The Pre-Adamite Creation
This theory is quite old, and has even managed to find its way into the Schofield Reference Bible where it has as a consequence been raised by association to the level of inspired truth. The Pre-Adamite theory holds that what we really see in the Genesis accounts is not one creation but two. In Genesis 1:1 we find the account of the initial creation of the earth. Subsequently, however, there occurred some sort of catastrophe – different schools point to a variety of Scriptures for support – in the course of which the earth was rendered ‘formless and void’. Then, in verse 3, God re-creates and to some extent repopulates it. Adam and Eve, then, belong to this second creation, and it is this indeterminate period between the creation of the earth and of Adam which gives rise to dinosaurs and fossils and the like.
However intriguing this theory might be, it has serious problems, the most damning of which is that it is based entirely upon the renderings of the English text; it finds no support at all in the Hebrew. Hebrew literary style nearly always begins with the general declarative and moves from there to the specific statement. In the opening verses of Genesis, then, ‘In the beginning God created the heavens and the earth.’ is a general declamation, followed immediately by the specific ‘And the Earth was formless and void.’ No chronology is intended, and to find one here is to misread the text. Similarly, very little of the other evidences offered for this theory bears close scrutiny in the Hebrew.
Progressive Creationism
Progressive creationism suggests that God did indeed create the world, and created it in orderly sequence. Not only did he create the materials – rocks, the air, living beings each according to its kind, and the like – but he also created the forces of nature which have since been at work shaping and remaking the creation. God may well, on this theory, have created the prototypical dog from which all varieties of dog later descended by way of these natural forces. There is room in this theory for a vast age of the earth, and for
much of evolutionary theory as touted by science, and yet it may still be understood within the bounds imposed by the ‘day’ and ‘kind’ of the Genesis account.
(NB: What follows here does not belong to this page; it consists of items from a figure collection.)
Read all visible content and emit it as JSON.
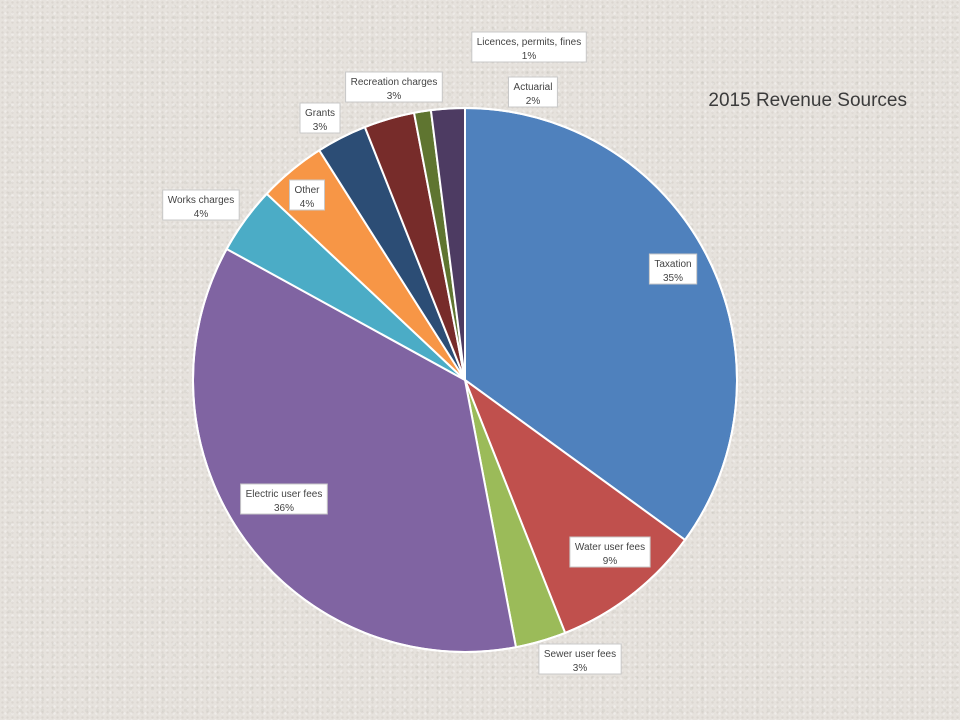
{
  "chart_data": {
    "type": "pie",
    "title": "2015 Revenue Sources",
    "slices": [
      {
        "label": "Taxation",
        "value": 35,
        "pct": "35%",
        "color": "#4f81bd"
      },
      {
        "label": "Water user fees",
        "value": 9,
        "pct": "9%",
        "color": "#c0504d"
      },
      {
        "label": "Sewer user fees",
        "value": 3,
        "pct": "3%",
        "color": "#9bbb59"
      },
      {
        "label": "Electric user fees",
        "value": 36,
        "pct": "36%",
        "color": "#8064a2"
      },
      {
        "label": "Works charges",
        "value": 4,
        "pct": "4%",
        "color": "#4bacc6"
      },
      {
        "label": "Other",
        "value": 4,
        "pct": "4%",
        "color": "#f79646"
      },
      {
        "label": "Grants",
        "value": 3,
        "pct": "3%",
        "color": "#2c4d75"
      },
      {
        "label": "Recreation charges",
        "value": 3,
        "pct": "3%",
        "color": "#772c2a"
      },
      {
        "label": "Licences, permits, fines",
        "value": 1,
        "pct": "1%",
        "color": "#5f7530"
      },
      {
        "label": "Actuarial",
        "value": 2,
        "pct": "2%",
        "color": "#4d3b62"
      }
    ],
    "legend": "none",
    "data_labels": "category and percentage"
  }
}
This theory is widely embraced by the modern
evangelical movement.
Theistic evolution
Theistic evolution is the third theory, and is the one toward which this writer leans. This theory holds that God created the original stuff of the universe, and established natural laws – including laws of evolution – to govern its interaction and propagation. Thus, on this theory, evolution is merely the tool by which God shaped and wrought life. This theory is also widely accepted, but is steadfastly denied by many more.
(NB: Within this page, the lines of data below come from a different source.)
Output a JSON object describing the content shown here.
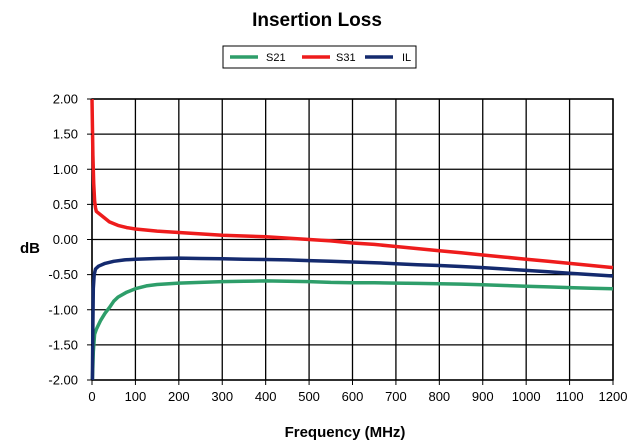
{
  "chart_data": {
    "type": "line",
    "title": "Insertion Loss",
    "xlabel": "Frequency (MHz)",
    "ylabel": "dB",
    "xlim": [
      0,
      1200
    ],
    "ylim": [
      -2.0,
      2.0
    ],
    "x_ticks": [
      0,
      100,
      200,
      300,
      400,
      500,
      600,
      700,
      800,
      900,
      1000,
      1100,
      1200
    ],
    "y_ticks": [
      2.0,
      1.5,
      1.0,
      0.5,
      0.0,
      -0.5,
      -1.0,
      -1.5,
      -2.0
    ],
    "x_tick_labels": [
      "0",
      "100",
      "200",
      "300",
      "400",
      "500",
      "600",
      "700",
      "800",
      "900",
      "1000",
      "1100",
      "1200"
    ],
    "y_tick_labels": [
      "2.00",
      "1.50",
      "1.00",
      "0.50",
      "0.00",
      "-0.50",
      "-1.00",
      "-1.50",
      "-2.00"
    ],
    "grid": true,
    "legend_position": "top-center",
    "series": [
      {
        "name": "S21",
        "color": "#2e9e6a",
        "points": [
          [
            1,
            -2.0
          ],
          [
            3,
            -1.6
          ],
          [
            6,
            -1.35
          ],
          [
            10,
            -1.28
          ],
          [
            20,
            -1.15
          ],
          [
            30,
            -1.05
          ],
          [
            40,
            -0.97
          ],
          [
            50,
            -0.88
          ],
          [
            60,
            -0.82
          ],
          [
            80,
            -0.75
          ],
          [
            100,
            -0.7
          ],
          [
            125,
            -0.66
          ],
          [
            150,
            -0.64
          ],
          [
            200,
            -0.62
          ],
          [
            250,
            -0.61
          ],
          [
            300,
            -0.6
          ],
          [
            350,
            -0.595
          ],
          [
            400,
            -0.59
          ],
          [
            450,
            -0.595
          ],
          [
            500,
            -0.6
          ],
          [
            550,
            -0.61
          ],
          [
            600,
            -0.615
          ],
          [
            650,
            -0.615
          ],
          [
            700,
            -0.62
          ],
          [
            750,
            -0.625
          ],
          [
            800,
            -0.63
          ],
          [
            850,
            -0.635
          ],
          [
            900,
            -0.645
          ],
          [
            950,
            -0.655
          ],
          [
            1000,
            -0.665
          ],
          [
            1050,
            -0.675
          ],
          [
            1100,
            -0.685
          ],
          [
            1150,
            -0.695
          ],
          [
            1200,
            -0.7
          ]
        ]
      },
      {
        "name": "S31",
        "color": "#ee1c1c",
        "points": [
          [
            0,
            2.0
          ],
          [
            2,
            1.2
          ],
          [
            4,
            0.8
          ],
          [
            6,
            0.55
          ],
          [
            8,
            0.45
          ],
          [
            10,
            0.4
          ],
          [
            20,
            0.35
          ],
          [
            40,
            0.25
          ],
          [
            60,
            0.2
          ],
          [
            80,
            0.17
          ],
          [
            100,
            0.15
          ],
          [
            150,
            0.12
          ],
          [
            200,
            0.1
          ],
          [
            250,
            0.08
          ],
          [
            300,
            0.06
          ],
          [
            350,
            0.05
          ],
          [
            400,
            0.04
          ],
          [
            450,
            0.02
          ],
          [
            500,
            0.0
          ],
          [
            550,
            -0.02
          ],
          [
            600,
            -0.05
          ],
          [
            650,
            -0.07
          ],
          [
            700,
            -0.1
          ],
          [
            750,
            -0.13
          ],
          [
            800,
            -0.16
          ],
          [
            850,
            -0.19
          ],
          [
            900,
            -0.22
          ],
          [
            950,
            -0.25
          ],
          [
            1000,
            -0.28
          ],
          [
            1050,
            -0.31
          ],
          [
            1100,
            -0.34
          ],
          [
            1150,
            -0.37
          ],
          [
            1200,
            -0.4
          ]
        ]
      },
      {
        "name": "IL",
        "color": "#142a6e",
        "points": [
          [
            1,
            -2.0
          ],
          [
            2,
            -1.2
          ],
          [
            3,
            -0.7
          ],
          [
            5,
            -0.5
          ],
          [
            8,
            -0.42
          ],
          [
            15,
            -0.38
          ],
          [
            30,
            -0.34
          ],
          [
            50,
            -0.31
          ],
          [
            75,
            -0.29
          ],
          [
            100,
            -0.28
          ],
          [
            150,
            -0.27
          ],
          [
            200,
            -0.265
          ],
          [
            250,
            -0.27
          ],
          [
            300,
            -0.275
          ],
          [
            350,
            -0.28
          ],
          [
            400,
            -0.285
          ],
          [
            450,
            -0.29
          ],
          [
            500,
            -0.3
          ],
          [
            550,
            -0.31
          ],
          [
            600,
            -0.32
          ],
          [
            650,
            -0.33
          ],
          [
            700,
            -0.345
          ],
          [
            750,
            -0.36
          ],
          [
            800,
            -0.37
          ],
          [
            850,
            -0.385
          ],
          [
            900,
            -0.4
          ],
          [
            950,
            -0.42
          ],
          [
            1000,
            -0.44
          ],
          [
            1050,
            -0.46
          ],
          [
            1100,
            -0.48
          ],
          [
            1150,
            -0.5
          ],
          [
            1200,
            -0.52
          ]
        ]
      }
    ]
  }
}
Many have argued that much of modern geology is unacceptable. A particular target of the wrath of those who argue this way is the geological theory of uniformitarianism, which states that, unless proven otherwise, it is to be assumed that all earth-building processes proceed now at that same rate at which they have always proceeded. In its place is offered a theory known as flood geology, which argues that much of the geological data we have today is explainable in terms of a worldwide flood. This theory would, its
supporters claim, among other things explain such baffling phenomena as the discovery of fossilized sea life on the tops of mountains. Implicit in this theory is the notion that the seven days of the Genesis accounts are in reality geological periods.
Finally, cutting across all these groups is a contingent which holds that the accounts as we find them in Genesis are not historical but poetic, and that to try to glean from them any scientific data vis-a-vis creation is misguided and ultimately fruitless. Adherents of this theory may be found among both progressive creationists and theistic evolutionists.